Al Aridha invente le délit de changement de parti politique !

En raison du fait que plusieurs députés parmi les élus au nom d’Al Aridha ont quitté le parti pour se joindre à d’autres formations politiques, les responsables de ce parti ont décidé de porter plainte contre les démissionnaires pour « abus de confiance ». Ils comptent engager l’affaire devant le tribunal administratif et réclament le droit de les remplacer par d’autres candidats de leur choix. Pour ce faire, ils ont consulté leur conseiller juridique qui leur a indiqué d’intenter une action en référé.

À moins que l’information ait été déformée en cours de route, cette affaire est une nouvelle curiosité qui s’ajoute aux bizarreries qui ont inondé la scène politique ces derniers temps. Si jamais elle sera portée en justice, ce sera « le charabia » du siècle dans les annales judiciaires et l’histoire des partis politiques.

Tout d’abord, la démission d’un parti politique n’est pas un crime ni une faute justifiant le recours en justice contre les démissionnaires. A la limite, on peut leur reprocher un manquement à un engagement politique à caractère moral qui n’entraîne ni sanction ni responsabilités juridiques à l’instar de l’engagement d’établir la constitution dans un délai d’une année.

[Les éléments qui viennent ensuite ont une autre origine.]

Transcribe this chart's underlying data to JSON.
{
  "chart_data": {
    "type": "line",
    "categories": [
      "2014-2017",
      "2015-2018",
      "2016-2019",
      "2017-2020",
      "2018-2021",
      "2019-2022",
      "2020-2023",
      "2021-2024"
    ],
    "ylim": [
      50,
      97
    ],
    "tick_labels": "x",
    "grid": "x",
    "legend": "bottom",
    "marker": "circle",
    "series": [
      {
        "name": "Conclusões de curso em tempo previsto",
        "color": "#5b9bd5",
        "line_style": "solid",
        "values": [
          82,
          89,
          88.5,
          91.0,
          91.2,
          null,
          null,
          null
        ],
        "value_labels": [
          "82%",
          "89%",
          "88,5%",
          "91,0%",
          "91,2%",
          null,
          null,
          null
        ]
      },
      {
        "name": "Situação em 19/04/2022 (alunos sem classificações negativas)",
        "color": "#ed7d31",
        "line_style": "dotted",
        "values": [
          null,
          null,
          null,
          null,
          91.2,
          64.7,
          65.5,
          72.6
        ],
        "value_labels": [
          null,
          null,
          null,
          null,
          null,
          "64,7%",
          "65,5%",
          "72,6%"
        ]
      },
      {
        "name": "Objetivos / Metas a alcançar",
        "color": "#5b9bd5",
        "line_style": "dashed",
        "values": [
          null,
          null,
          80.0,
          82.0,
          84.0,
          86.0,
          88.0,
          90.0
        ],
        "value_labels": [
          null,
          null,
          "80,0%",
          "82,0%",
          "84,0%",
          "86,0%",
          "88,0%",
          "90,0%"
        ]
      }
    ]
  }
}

Par ailleurs, l’assimilation de la démission des députés à un délit d’abus de confiance est juridiquement inconcevable. L’abus de confiance, défini dans les articles 297 et suivants du Code pénal, est un délit qui consiste à détourner des biens, des fonds et des affaires remis à titre de dépôt ou dans le cadre d’un mandat. Alors que la démission est un acte de désengagement qui n’est pas interdit par la loi sauf à réparer le préjudice pouvant être généré par la rupture de la relation. En effet, toute relation contractuelle ou associative est susceptible de rupture à l’exception du mariage chrétien qui ne se résout que par le décès ou la relation d’esclavage qui prend fin par l’affranchissement ou la disparition de l’esclave.

Porter l’affaire devant le tribunal administratif conduit systématiquement au rejet de la demande pour incompétence de cette juridiction en la matière. Le parti politique n’est pas une administration soumise au contrôle du juge administratif. De même, l’affaire ne porte pas sur un abus ou excès de pouvoir au sens du droit administratif.
Sur un autre plan, envisager d’engager la procédure en référé est incompatible avec les principes élémentaires du droit qui limitent ce genre de recours aux affaires urgentes en vue d’empêcher l’aggravation d’une situation ou de satisfaire une demande vitale.

Outre l’incrimination de la démission, la demande vise le remplacement des députés démissionnaires par d’autres candidats qui se sont présentés sur les mêmes listes. Ainsi, Al Aridha cherche à instaurer une nouvelle règle juridique en matière électorale qui consiste à désigner les candidats non élus en remplacement des élus qui démissionnent de leur parti.